Пение смолкло. Послышались шаги. Материнские. Их Митя всегда мог узнать, их особый ритм, уверенный и настороженный в то же время. Как будто правая нога ступала решительно, а левая неуверенно, не очень-то правой доверяя. Шаги мужчины были тихие, подшаркивающие. Как будто даже покашливающие. В прихожей щелкнул выключатель. Послышался негромкий грудной голос матери. Митя замирал, когда она вот так с кем-нибудь говорила. Слепой, все еще не прозревший голос мужчины. Вновь голос матери. Поворот замка. Открывание и закрывание двери. Щелчок. Шаги.
Мать вошла на кухню. Не взглянула на Митю. Выдвинула из тумбы возле плиты ящик, достала пачку сигарет. Встала к тумбе спиной, прислонилась, щелкнула зажигалкой. Смотрела на Митю сквозь дым.
— Я хлеб не купил, — признался Митя.
— Что так?
— Деньги потерял.
Мать ничего на это не отвечала, только еще больше сощурилась. Может, от дыма.
— Деньги потерял, зато часы нашел.
Митя вытянул руку. Стеклянный глаз сверкнул, вспыхнул отраженным светом.
— Завод «Слава», семнадцать камней. На пять минут спешат, но это наплевать.
Мать молчала.
— Он не сосед. Просто с улицы. Извини. Так вышло. Мы тут поговорили.
Мать открыла кран и сунула окурок под воду. Выкинула погасший окурок в мусорное ведро и отправилась из кухни.

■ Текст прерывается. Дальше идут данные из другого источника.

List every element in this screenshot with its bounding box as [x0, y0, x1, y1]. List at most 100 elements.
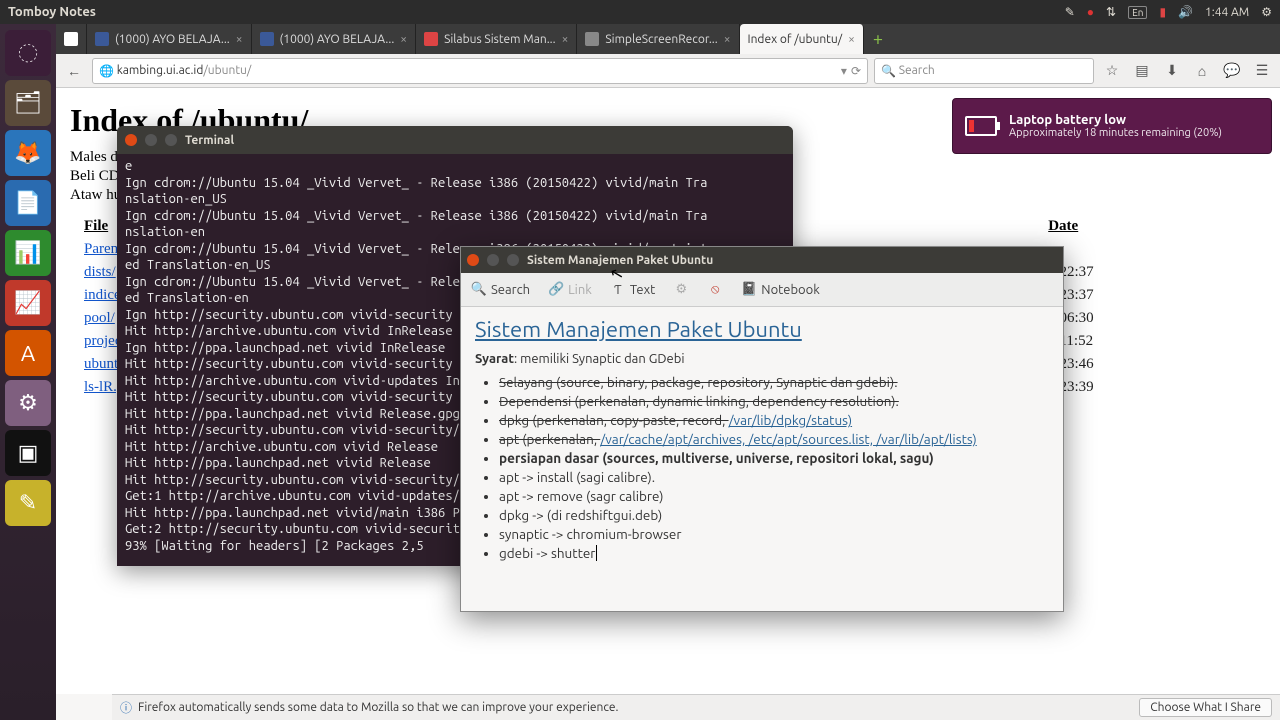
unity-launcher: ◌ 🗂 🦊 📄 📊 📈 A ⚙ ▣ ✎	[0, 24, 56, 720]
list-item: dpkg -> (di redshiftgui.deb)	[499, 507, 1049, 523]
syarat-text: : memiliki Synaptic dan GDebi	[514, 352, 685, 366]
choose-share-button[interactable]: Choose What I Share	[1139, 698, 1272, 717]
tomboy-title: Sistem Manajemen Paket Ubuntu	[527, 254, 713, 267]
downloads-icon[interactable]: ⬇	[1160, 62, 1184, 79]
battery-low-icon	[965, 116, 997, 136]
library-icon[interactable]: ▤	[1130, 62, 1154, 79]
text-icon: Ƭ	[610, 282, 626, 298]
tomboy-window[interactable]: Sistem Manajemen Paket Ubuntu 🔍Search 🔗L…	[460, 246, 1064, 612]
sound-icon[interactable]: 🔊	[1178, 5, 1193, 19]
tools-button[interactable]: ⚙	[669, 280, 693, 300]
tab-active[interactable]: Index of /ubuntu/ ×	[740, 24, 864, 54]
tab-1[interactable]: (1000) AYO BELAJA... ×	[87, 24, 252, 54]
close-icon[interactable]: ×	[562, 33, 569, 46]
dropdown-icon[interactable]: ▾	[841, 64, 847, 78]
maximize-icon[interactable]	[165, 134, 177, 146]
software-icon[interactable]: A	[5, 330, 51, 376]
firefox-icon[interactable]: 🦊	[5, 130, 51, 176]
tab-label: Index of /ubuntu/	[748, 33, 843, 46]
url-path: /ubuntu/	[203, 64, 251, 77]
col-date: Date	[1036, 216, 1105, 237]
notif-title: Laptop battery low	[1009, 113, 1222, 127]
list-item: Selayang (source, binary, package, repos…	[499, 374, 1049, 390]
info-bar: ⓘ Firefox automatically sends some data …	[112, 694, 1280, 720]
tab-blank[interactable]	[56, 24, 87, 54]
nav-bar: ← 🌐 kambing.ui.ac.id/ubuntu/ ▾ ⟳ 🔍 Search…	[56, 54, 1280, 88]
tomboy-titlebar[interactable]: Sistem Manajemen Paket Ubuntu	[461, 247, 1063, 273]
home-icon[interactable]: ⌂	[1190, 63, 1214, 79]
tab-label: (1000) AYO BELAJA...	[280, 33, 395, 46]
page-icon	[585, 32, 599, 46]
files-icon[interactable]: 🗂	[5, 80, 51, 126]
favicon-icon	[64, 32, 78, 46]
top-panel: Tomboy Notes ✎ ● ⇅ En ▮ 🔊 1:44 AM ⚙	[0, 0, 1280, 24]
session-icon[interactable]: ⚙	[1261, 5, 1272, 19]
list-item: Dependensi (perkenalan, dynamic linking,…	[499, 393, 1049, 409]
text-button[interactable]: ƬText	[606, 280, 659, 300]
terminal-titlebar[interactable]: Terminal	[117, 126, 793, 154]
system-tray: ✎ ● ⇅ En ▮ 🔊 1:44 AM ⚙	[1065, 5, 1272, 19]
url-bar[interactable]: 🌐 kambing.ui.ac.id/ubuntu/ ▾ ⟳	[92, 58, 868, 84]
tab-3[interactable]: Silabus Sistem Man...×	[416, 24, 577, 54]
close-icon[interactable]	[467, 254, 479, 266]
tab-2[interactable]: (1000) AYO BELAJA... ×	[252, 24, 417, 54]
tab-bar: (1000) AYO BELAJA... × (1000) AYO BELAJA.…	[56, 24, 1280, 54]
facebook-icon	[260, 32, 274, 46]
globe-icon: 🌐	[99, 64, 114, 78]
url-host: kambing.ui.ac.id	[117, 64, 204, 77]
tab-label: (1000) AYO BELAJA...	[115, 33, 230, 46]
link-icon: 🔗	[548, 282, 564, 298]
delete-icon: ⦸	[707, 282, 723, 298]
back-button[interactable]: ←	[62, 59, 86, 83]
list-item: synaptic -> chromium-browser	[499, 526, 1049, 542]
close-icon[interactable]: ×	[848, 33, 855, 46]
chat-icon[interactable]: 💬	[1220, 62, 1244, 79]
battery-notification[interactable]: Laptop battery low Approximately 18 minu…	[952, 98, 1272, 154]
impress-icon[interactable]: 📈	[5, 280, 51, 326]
clock[interactable]: 1:44 AM	[1205, 6, 1249, 19]
gear-icon: ⚙	[673, 282, 689, 298]
tab-4[interactable]: SimpleScreenRecor... ×	[577, 24, 739, 54]
tab-label: SimpleScreenRecor...	[605, 33, 717, 46]
terminal-icon[interactable]: ▣	[5, 430, 51, 476]
delete-button[interactable]: ⦸	[703, 280, 727, 300]
close-icon[interactable]	[125, 134, 137, 146]
close-icon[interactable]: ×	[400, 33, 407, 46]
edit-icon[interactable]: ✎	[1065, 5, 1075, 19]
note-content[interactable]: Sistem Manajemen Paket Ubuntu Syarat: me…	[461, 307, 1063, 574]
battery-icon[interactable]: ▮	[1159, 5, 1166, 19]
list-item: apt -> remove (sagr calibre)	[499, 488, 1049, 504]
facebook-icon	[95, 32, 109, 46]
minimize-icon[interactable]	[487, 254, 499, 266]
bookmark-star-icon[interactable]: ☆	[1100, 62, 1124, 79]
dash-icon[interactable]: ◌	[5, 30, 51, 76]
search-placeholder: Search	[899, 64, 935, 77]
new-tab-button[interactable]: +	[864, 24, 892, 54]
maximize-icon[interactable]	[507, 254, 519, 266]
calc-icon[interactable]: 📊	[5, 230, 51, 276]
reload-icon[interactable]: ⟳	[851, 64, 861, 78]
search-icon: 🔍	[881, 64, 896, 78]
notebook-button[interactable]: 📓Notebook	[737, 280, 824, 300]
tomboy-icon[interactable]: ✎	[5, 480, 51, 526]
network-icon[interactable]: ⇅	[1106, 5, 1116, 19]
search-box[interactable]: 🔍 Search	[874, 58, 1094, 84]
close-icon[interactable]: ×	[236, 33, 243, 46]
list-item: gdebi -> shutter	[499, 545, 1049, 561]
settings-icon[interactable]: ⚙	[5, 380, 51, 426]
info-text: Firefox automatically sends some data to…	[138, 701, 618, 714]
record-icon[interactable]: ●	[1087, 5, 1094, 19]
list-item: apt -> install (sagi calibre).	[499, 469, 1049, 485]
panel-app-name: Tomboy Notes	[8, 5, 96, 19]
list-item: persiapan dasar (sources, multiverse, un…	[499, 450, 1049, 466]
menu-icon[interactable]: ☰	[1250, 62, 1274, 79]
tomboy-toolbar: 🔍Search 🔗Link ƬText ⚙ ⦸ 📓Notebook	[461, 273, 1063, 307]
close-icon[interactable]: ×	[724, 33, 731, 46]
search-icon: 🔍	[471, 282, 487, 298]
minimize-icon[interactable]	[145, 134, 157, 146]
writer-icon[interactable]: 📄	[5, 180, 51, 226]
gmail-icon	[424, 32, 438, 46]
search-button[interactable]: 🔍Search	[467, 280, 534, 300]
language-indicator[interactable]: En	[1128, 6, 1147, 19]
note-heading: Sistem Manajemen Paket Ubuntu	[475, 317, 1049, 342]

— Черт, — пробормотал Митя. И крикнул: — Черт!
Он услышал, как у матери в комнате заговорил телевизор. Встал и потащился к себе.
Митя не стал зажигать свет, он вообще любил сумерничать. Бросился на диван, руки заложил за голову. Лежал и разглядывал темные корешки книг в высоких старых шкафах. Митя запел граммофонную балладу. «Тарампам любовных цепей». У него был не тенор, а баритон, негромкий, но чистый голос. Митя пропел балладу — от первого слова до последнего. В ночное уже окно смотрела луна. У матери бубнил телевизор. Митя задремал.
Проснулся при свете утра. Не узнал собственной комнаты, с удивлением подумал: где же я? Наверное, оттого, что так и проспал всю ночь одетый. Не сразу вспомнил часы, полсекунды смотрел на них с изумлением, как на чужие.
«Девятый час; семь минут; на самом деле — две; две минуты девятого. Оп, уже три».
Митя распахнул фрамугу. Серый-серый день.
На кухне горел свет, мать жарила яичницу. Кажется, именно этот запах и разбудил Митю.